A. The inheritance tax residence nil rate band (RNRB), which is currently being phased, is designed to help people in your position to pass on the family home to children or grand- children, tax-free after their death.
Broadly, where someone dies on or after 6 April 2017 and their estate is above the basic inheritance tax threshold (currently £325,000), the estate may be entitled to an additional threshold before any inheritance tax becomes due. The extra amount for 2019/20 is up to £150,000 and this will increase to £175,000 in 2020/21.
The additional threshold can be added to the basic inheritance tax threshold of £325,000 if the person and their estate meet the qualifying conditions.
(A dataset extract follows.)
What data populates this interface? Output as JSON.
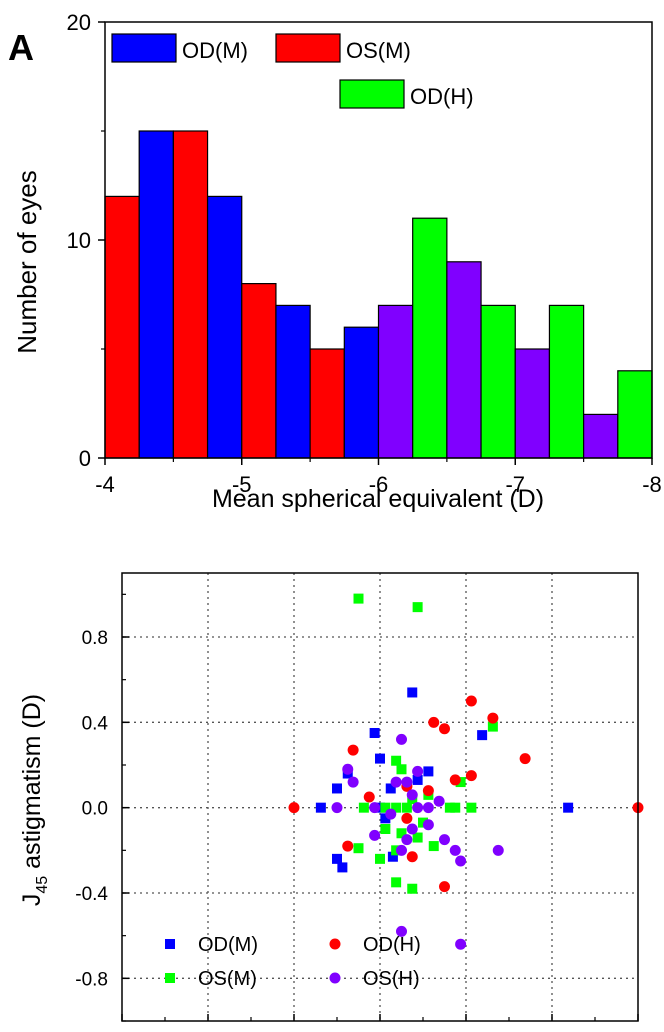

This means that from 2020/21, it should be possible for a married couple or civil partners, to pass on a family home worth up to £1 million to their direct descendants.
The amount of the additional threshold due for an estate will be the lower of:
– the value of the home, or share that direct descendants inherit
– the maximum additional threshold available for the estate when the person died
Always seek professional advice before entering into any arrangement where the main purpose, or one of the main purposes, is to obtain a tax advantage.
New VAT rules for the Construction Sector
Under new rules due to come in on 1 October 2019 builders, sub-contractors and other trades associated with the construction industry will have start using a new method of accounting for VAT.
Under the new rules, supplies of standard or reduced-rated building services between VAT-registered businesses in the supply chain will not be invoiced in the normal way. Under the reverse charge, a main contractor would account for the VAT on the services of any sub-contractor and the supplier does not invoice for VAT. The customer (main contractor) would then account for VAT on the net value of the supplier’s invoice and at the same time deduct that VAT from the payment to the sub-contractor.
This is intended to ensure that VAT is correctly accounted for on supplies by sub-contractors.
The new reverse charge will apply to a wide range of services in the building trade, primarily those activities covered by the construction industry (CIS) payment rules. Note that normal VAT invoices will continue to be issued to domestic customers.